When HTTP logging mode is enabled, Auth Server should also dump HTTP response body.

[martynaslawinska]

aliaksander-samuseu commented on Jul 30, 2019
At the moment, httpLoggingEnabled property in conjunction with loggingLevel makes oxAuth to dump complete HTTP request into log file on disk for easy review. That is a huge step forward in terms of troubleshooting and ease of providing support to customers that (in theory) may make usage of cumbersome complex tools like intercepting proxies and Apache's mod_dumpio not necessary in most cases.

The only downside to this currently is that this feature won't dump HTTP response's body along with the request - and this severely limiting its troubleshooting potential in many cases.

According to @yurem, such limitation was added with optimization in mind, to prevent log from consuming disk space rapidly; there also are some implementation difficulties to make that happen (but still may be possible).

Overall, I believe implementing this additional functionality may worth a try.
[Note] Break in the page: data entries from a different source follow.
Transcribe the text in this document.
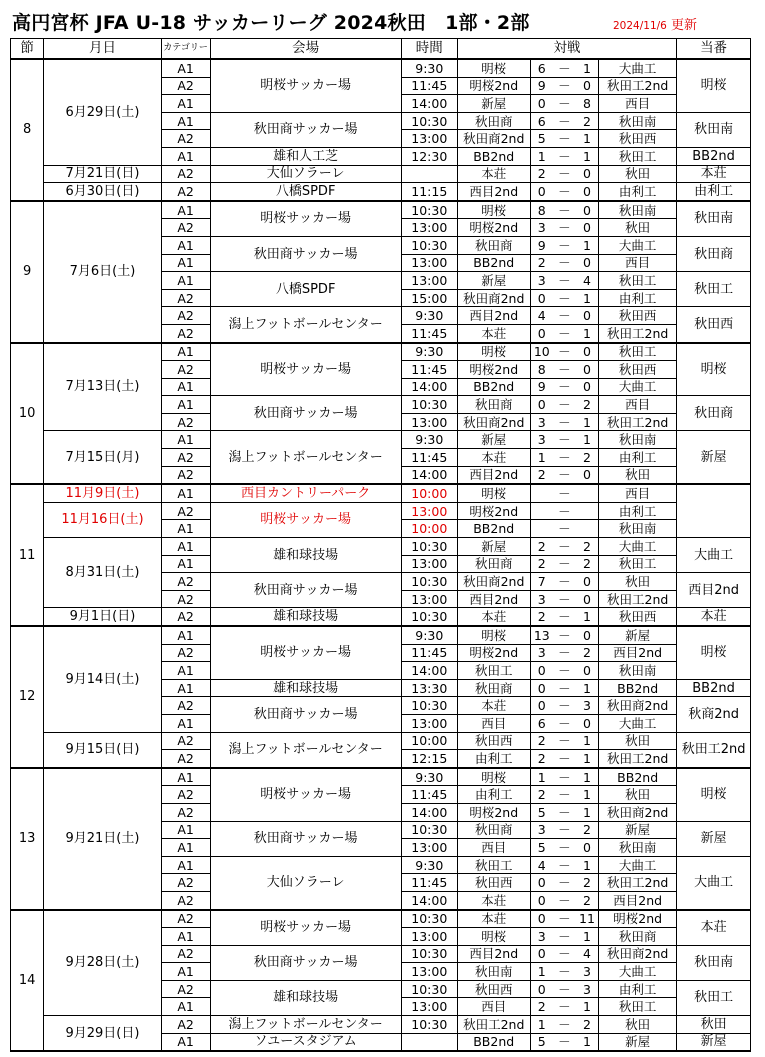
高円宮杯 JFA U-18 サッカーリーグ 2024秋田　1部・2部	2024/11/6 更新
節	月日	カテゴリー	会場	時間	対戦					当番
8	6月29日(土)	A1	明桜サッカー場	9:30	明桜	6	－	1	大曲工	明桜
		A2		11:45	明桜2nd	9	－	0	秋田工2nd	
		A1		14:00	新屋	0	－	8	西目	
		A1	秋田商サッカー場	10:30	秋田商	6	－	2	秋田南	秋田南
		A2		13:00	秋田商2nd	5	－	1	秋田西	
		A1	雄和人工芝	12:30	BB2nd	1	－	1	秋田工	BB2nd
	7月21日(日)	A2	大仙ソラーレ		本荘	2	－	0	秋田	本荘
	6月30日(日)	A2	八橋SPDF	11:15	西目2nd	0	－	0	由利工	由利工
9	7月6日(土)	A1	明桜サッカー場	10:30	明桜	8	－	0	秋田南	秋田南
		A2		13:00	明桜2nd	3	－	0	秋田	
		A1	秋田商サッカー場	10:30	秋田商	9	－	1	大曲工	秋田商
		A1		13:00	BB2nd	2	－	0	西目	
		A1	八橋SPDF	13:00	新屋	3	－	4	秋田工	秋田工
		A2		15:00	秋田商2nd	0	－	1	由利工	
		A2	潟上フットボールセンター	9:30	西目2nd	4	－	0	秋田西	秋田西
		A2		11:45	本荘	0	－	1	秋田工2nd	
10	7月13日(土)	A1	明桜サッカー場	9:30	明桜	10	－	0	秋田工	明桜
		A2		11:45	明桜2nd	8	－	0	秋田西	
		A1		14:00	BB2nd	9	－	0	大曲工	
		A1	秋田商サッカー場	10:30	秋田商	0	－	2	西目	秋田商
		A2		13:00	秋田商2nd	3	－	1	秋田工2nd	
	7月15日(月)	A1	潟上フットボールセンター	9:30	新屋	3	－	1	秋田南	新屋
		A2		11:45	本荘	1	－	2	由利工	
		A2		14:00	西目2nd	2	－	0	秋田	
11	11月9日(土)	A1	西目カントリーパーク	10:00	明桜		－		西目	
	11月16日(土)	A2	明桜サッカー場	13:00	明桜2nd		－		由利工	
		A1		10:00	BB2nd		－		秋田南	
	8月31日(土)	A1	雄和球技場	10:30	新屋	2	－	2	大曲工	大曲工
		A1		13:00	秋田商	2	－	2	秋田工	
		A2	秋田商サッカー場	10:30	秋田商2nd	7	－	0	秋田	西目2nd
		A2		13:00	西目2nd	3	－	0	秋田工2nd	
	9月1日(日)	A2	雄和球技場	10:30	本荘	2	－	1	秋田西	本荘
12	9月14日(土)	A1	明桜サッカー場	9:30	明桜	13	－	0	新屋	明桜
		A2		11:45	明桜2nd	3	－	2	西目2nd	
		A1		14:00	秋田工	0	－	0	秋田南	
		A1	雄和球技場	13:30	秋田商	0	－	1	BB2nd	BB2nd
		A2	秋田商サッカー場	10:30	本荘	0	－	3	秋田商2nd	秋商2nd
		A1		13:00	西目	6	－	0	大曲工	
	9月15日(日)	A2	潟上フットボールセンター	10:00	秋田西	2	－	1	秋田	秋田工2nd
		A2		12:15	由利工	2	－	1	秋田工2nd	
13	9月21日(土)	A1	明桜サッカー場	9:30	明桜	1	－	1	BB2nd	明桜
		A2		11:45	由利工	2	－	1	秋田	
		A2		14:00	明桜2nd	5	－	1	秋田商2nd	
		A1	秋田商サッカー場	10:30	秋田商	3	－	2	新屋	新屋
		A1		13:00	西目	5	－	0	秋田南	
		A1	大仙ソラーレ	9:30	秋田工	4	－	1	大曲工	大曲工
		A2		11:45	秋田西	0	－	2	秋田工2nd	
		A2		14:00	本荘	0	－	2	西目2nd	
14	9月28日(土)	A2	明桜サッカー場	10:30	本荘	0	－	11	明桜2nd	本荘
		A1		13:00	明桜	3	－	1	秋田商	
		A2	秋田商サッカー場	10:30	西目2nd	0	－	4	秋田商2nd	秋田南
		A1		13:00	秋田南	1	－	3	大曲工	
		A2	雄和球技場	10:30	秋田西	0	－	3	由利工	秋田工
		A1		13:00	西目	2	－	1	秋田工	
	9月29日(日)	A2	潟上フットボールセンター	10:30	秋田工2nd	1	－	2	秋田	秋田
		A1	ソユースタジアム		BB2nd	5	－	1	新屋	新屋
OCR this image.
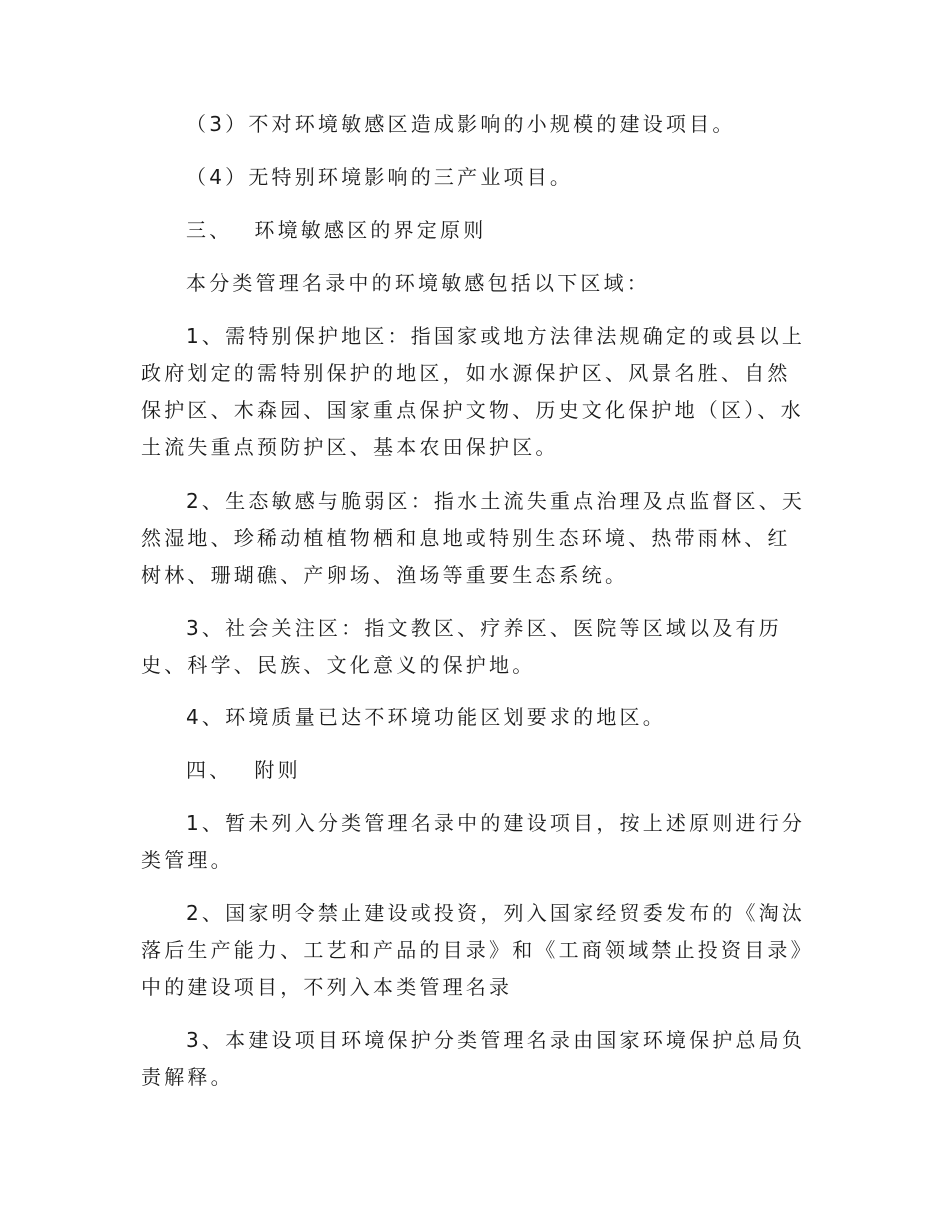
（3）不对环境敏感区造成影响的小规模的建设项目。

（4）无特别环境影响的三产业项目。

三、 环境敏感区的界定原则

本分类管理名录中的环境敏感包括以下区域：

1、需特别保护地区：指国家或地方法律法规确定的或县以上政府划定的需特别保护的地区，如水源保护区、风景名胜、自然保护区、木森园、国家重点保护文物、历史文化保护地（区）、水土流失重点预防护区、基本农田保护区。

2、生态敏感与脆弱区：指水土流失重点治理及点监督区、天然湿地、珍稀动植植物栖和息地或特别生态环境、热带雨林、红树林、珊瑚礁、产卵场、渔场等重要生态系统。

3、社会关注区：指文教区、疗养区、医院等区域以及有历史、科学、民族、文化意义的保护地。

4、环境质量已达不环境功能区划要求的地区。

四、 附则

1、暂未列入分类管理名录中的建设项目，按上述原则进行分类管理。

2、国家明令禁止建设或投资，列入国家经贸委发布的《淘汰落后生产能力、工艺和产品的目录》和《工商领域禁止投资目录》中的建设项目，不列入本类管理名录

3、本建设项目环境保护分类管理名录由国家环境保护总局负责解释。
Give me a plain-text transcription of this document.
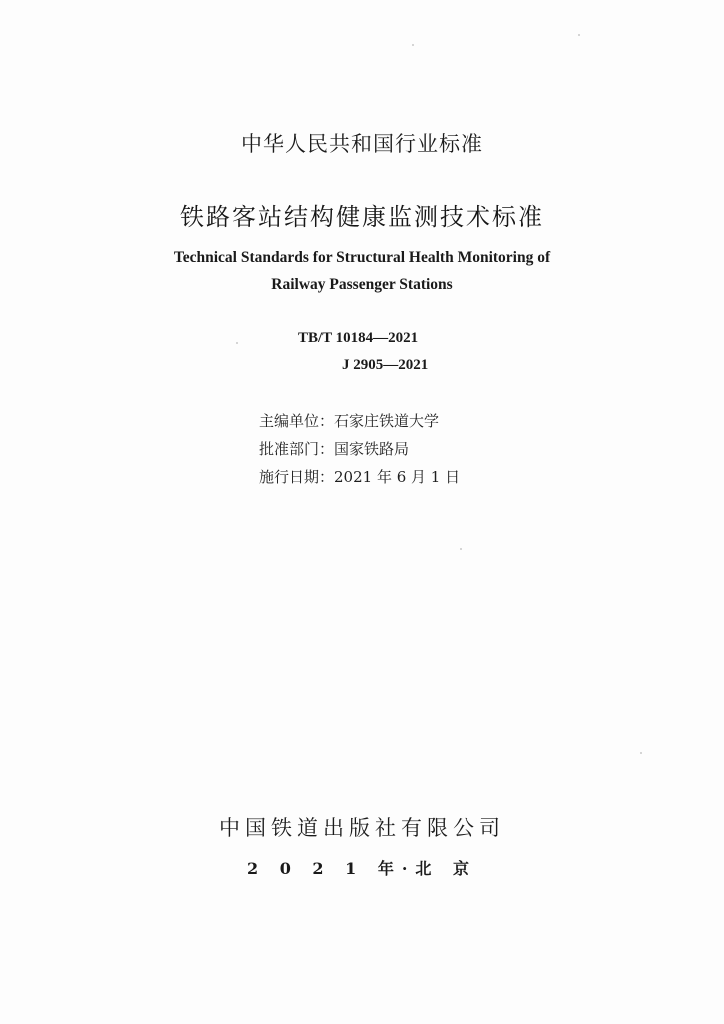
中华人民共和国行业标准
铁路客站结构健康监测技术标准
Technical Standards for Structural Health Monitoring of
Railway Passenger Stations
TB/T 10184—2021
J 2905—2021
主编单位：石家庄铁道大学
批准部门：国家铁路局
施行日期：2021 年 6 月 1 日
中国铁道出版社有限公司
2 0 2 1 年·北 京
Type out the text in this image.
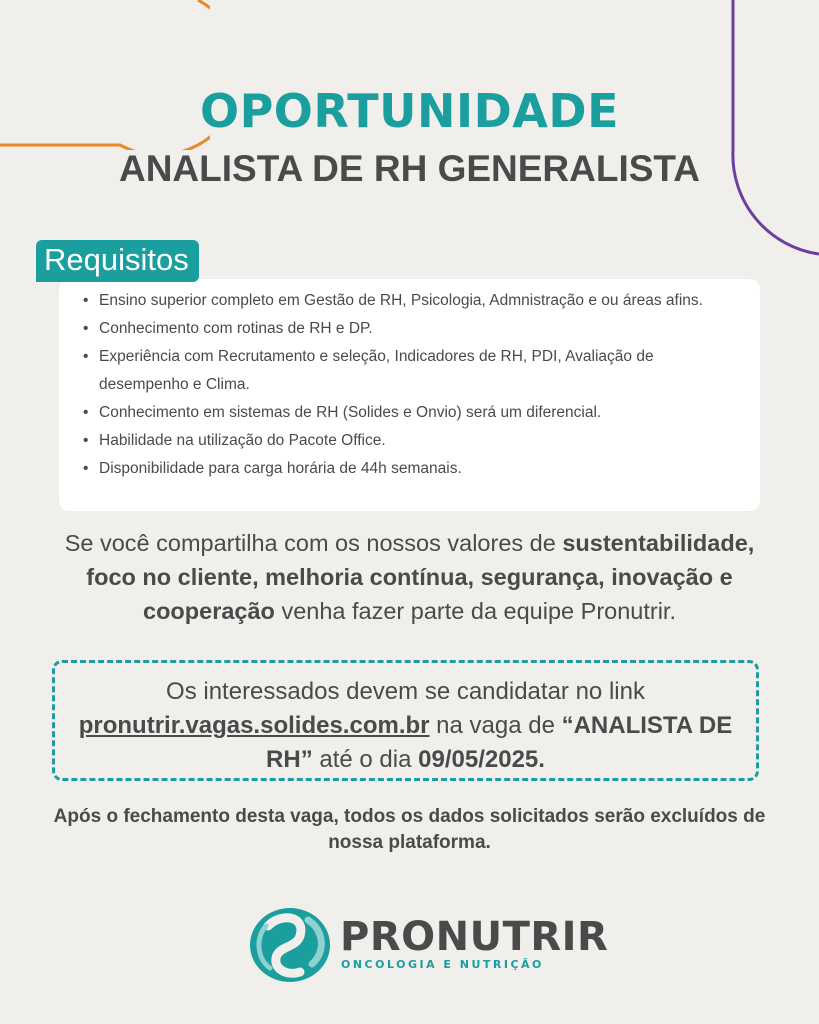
OPORTUNIDADE
ANALISTA DE RH GENERALISTA
Requisitos
• Ensino superior completo em Gestão de RH, Psicologia, Admnistração e ou áreas afins.
• Conhecimento com rotinas de RH e DP.
• Experiência com Recrutamento e seleção, Indicadores de RH, PDI, Avaliação de desempenho e Clima.
• Conhecimento em sistemas de RH (Solides e Onvio) será um diferencial.
• Habilidade na utilização do Pacote Office.
• Disponibilidade para carga horária de 44h semanais.
Se você compartilha com os nossos valores de sustentabilidade, foco no cliente, melhoria contínua, segurança, inovação e cooperação venha fazer parte da equipe Pronutrir.
Os interessados devem se candidatar no link
pronutrir.vagas.solides.com.br na vaga de “ANALISTA DE RH” até o dia 09/05/2025.
Após o fechamento desta vaga, todos os dados solicitados serão excluídos de nossa plataforma.
PRONUTRIR
ONCOLOGIA E NUTRIÇÃO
To tackle the disk space issue at least, there could be an additional key in JSON configuration array which would allow enabling HTTP response body logging separately from the rest of the HTTP logging functionality.

[yuriyz]

It can help in troubleshooting a lot. Lets log body only if log.isTraceEnabled() also we need separate configuration property which allows to turn on/off body logging. Default value should be off.